The Federal Reserve’s New York branch studied how mortgages from financial technology companies (fintechs) compared to those extended from banks in key categories. The study is part of the Fed’s broader efforts to understand how fintechs will reshape the financial world.
Fintech lenders seek to connect customers with outside sources of capital or holdings from investors and promise a quicker, easier process than going through a bank. The providers offer services through software, internet applications and even smartphone applications.
Fintech advocates have long insisted that the new lenders would fill gaps left by banks and widen the scope of who can apply and secure a mortgage.

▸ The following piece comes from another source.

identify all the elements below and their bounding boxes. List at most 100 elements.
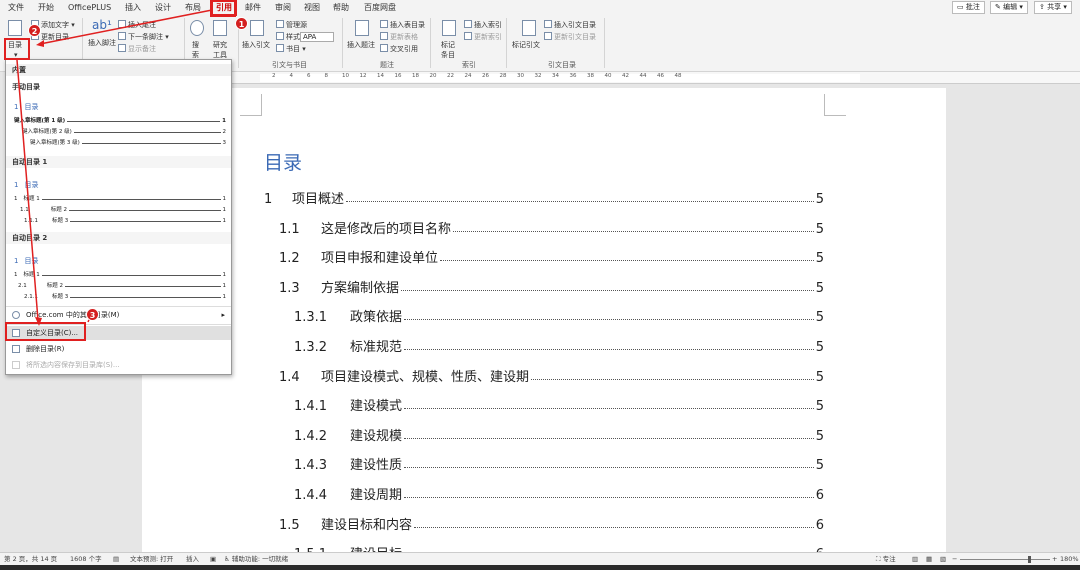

While the New York Fed found that mortgages from fintechs were quicker and sturdier than those offered by banks, it didn’t find evidence of fintechs reaching previously unserved clients.

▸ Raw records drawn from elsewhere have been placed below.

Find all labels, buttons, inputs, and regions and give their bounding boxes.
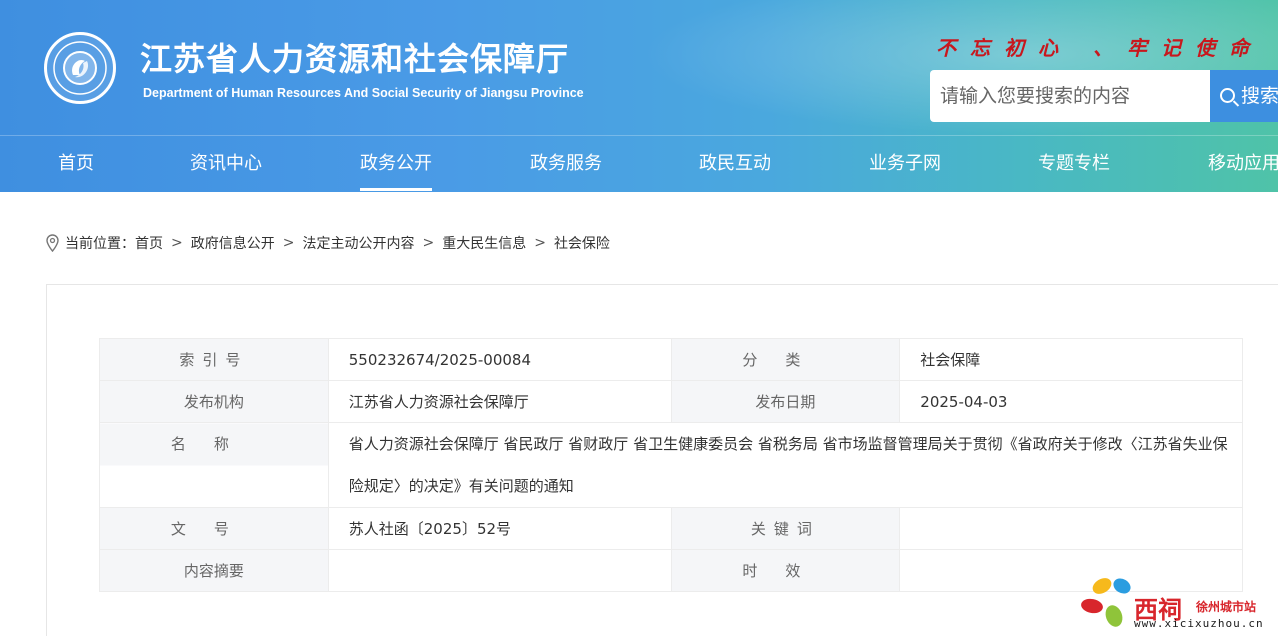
table-row: 文号 苏人社函〔2025〕52号 关键词 [99,507,1243,550]
index-value: 550232674/2025-00084 [327,338,672,381]
breadcrumb-separator: > [171,235,183,251]
table-row: 索引号 550232674/2025-00084 分类 社会保障 [99,338,1243,381]
breadcrumb: 当前位置： 首页 > 政府信息公开 > 法定主动公开内容 > 重大民生信息 > … [46,232,610,254]
document-title-value: 省人力资源社会保障厅 省民政厅 省财政厅 省卫生健康委员会 省税务局 省市场监督… [327,422,1244,508]
document-number-label: 文号 [99,507,329,550]
location-pin-icon [46,234,59,252]
date-label: 发布日期 [670,380,901,423]
watermark-tagline: 徐州城市站 [1196,600,1257,614]
nav-item-interaction[interactable]: 政民互动 [699,136,771,192]
summary-label: 内容摘要 [99,549,329,592]
index-label: 索引号 [99,338,329,381]
category-label: 分类 [670,338,901,381]
site-subtitle: Department of Human Resources And Social… [143,86,584,100]
keywords-label: 关键词 [670,507,901,550]
site-title: 江苏省人力资源和社会保障厅 [140,40,570,78]
watermark-url: www.xicixuzhou.cn [1134,617,1264,630]
main-nav: 首页 资讯中心 政务公开 政务服务 政民互动 业务子网 专题专栏 移动应用 [0,136,1278,192]
nav-item-mobile-apps[interactable]: 移动应用 [1208,136,1278,192]
search-button-label: 搜索 [1241,85,1278,107]
nav-item-home[interactable]: 首页 [58,136,94,192]
search-input[interactable] [930,70,1210,122]
name-label: 名称 [99,422,329,508]
nav-item-gov-info[interactable]: 政务公开 [360,136,432,192]
search-icon [1220,88,1235,103]
document-metadata-table: 索引号 550232674/2025-00084 分类 社会保障 发布机构 江苏… [99,338,1244,592]
site-header: 江苏省人力资源和社会保障厅 Department of Human Resour… [0,0,1278,192]
document-number-value: 苏人社函〔2025〕52号 [327,507,672,550]
keywords-value [899,507,1243,550]
search-button[interactable]: 搜索 [1210,70,1278,122]
date-value: 2025-04-03 [899,380,1243,423]
nav-item-news[interactable]: 资讯中心 [190,136,262,192]
nav-item-special-topics[interactable]: 专题专栏 [1038,136,1110,192]
nav-item-gov-services[interactable]: 政务服务 [530,136,602,192]
breadcrumb-gov-info-public[interactable]: 政府信息公开 [191,233,275,253]
category-value: 社会保障 [899,338,1243,381]
publisher-value: 江苏省人力资源社会保障厅 [327,380,672,423]
table-row: 发布机构 江苏省人力资源社会保障厅 发布日期 2025-04-03 [99,380,1243,423]
table-row: 名称 省人力资源社会保障厅 省民政厅 省财政厅 省卫生健康委员会 省税务局 省市… [99,422,1244,508]
breadcrumb-social-insurance[interactable]: 社会保险 [554,233,610,253]
validity-label: 时效 [670,549,901,592]
breadcrumb-home[interactable]: 首页 [135,233,163,253]
breadcrumb-separator: > [282,235,295,251]
slogan: 不忘初心 、牢记使命 [936,36,1263,60]
table-row: 内容摘要 时效 [99,549,1243,592]
nav-item-sub-sites[interactable]: 业务子网 [869,136,941,192]
breadcrumb-livelihood-info[interactable]: 重大民生信息 [442,233,526,253]
publisher-label: 发布机构 [99,380,329,423]
summary-value [327,549,672,592]
breadcrumb-separator: > [422,235,435,251]
breadcrumb-prefix: 当前位置： [65,236,135,252]
department-emblem-icon[interactable] [44,32,116,104]
breadcrumb-statutory-content[interactable]: 法定主动公开内容 [302,233,414,253]
breadcrumb-separator: > [534,235,546,251]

“FinTech lenders process mortgages quickly without increasing loan risk, respond elastically to demand shocks, and increase the propensity to refinance, especially among borrowers that are likely to benefit from it,” the report reads. “We find, however, little evidence that FinTech lending is effective at allocating credit to otherwise constrained borrowers.”
The New York Fed reviewed data on mortgages issued between 2010 and 2016. Fintech lending has grown annually by 30 percent from $34 billion to $161 billion, 8 percent of the market, in that time, it reported. Much of that growth is in refinances and loans for low-income Americans insured by the Federal Housing Administration (FHA).
“The emergence of several stand-alone FinTech firms as major lenders over the last few years is a strong indicator that fundamental change is underway,” the report reads. “These firms are at the technological frontier and focus exclusively on the new business model.”
Fintech lenders processed mortgage applications faster, but did not issue riskier loans because of it, the New York Fed found. Online platforms approved purchase mortgages 9.2 days quicker and refinancing applications 14.6 days quicker than the traditional process.
The New York Fed studied FHA-insured mortgages, the riskiest slice of the market, to gauge how fintechs and banks compare in default rates. It found that fintech mortgages defaulted at a 25 percent lower rate than those from traditional lenders, adjusted for unique aspects about the loans.
“The difference in default rates varies across specifications but is statistically significant in almost all of them and the magnitude is economically large,” the report reads.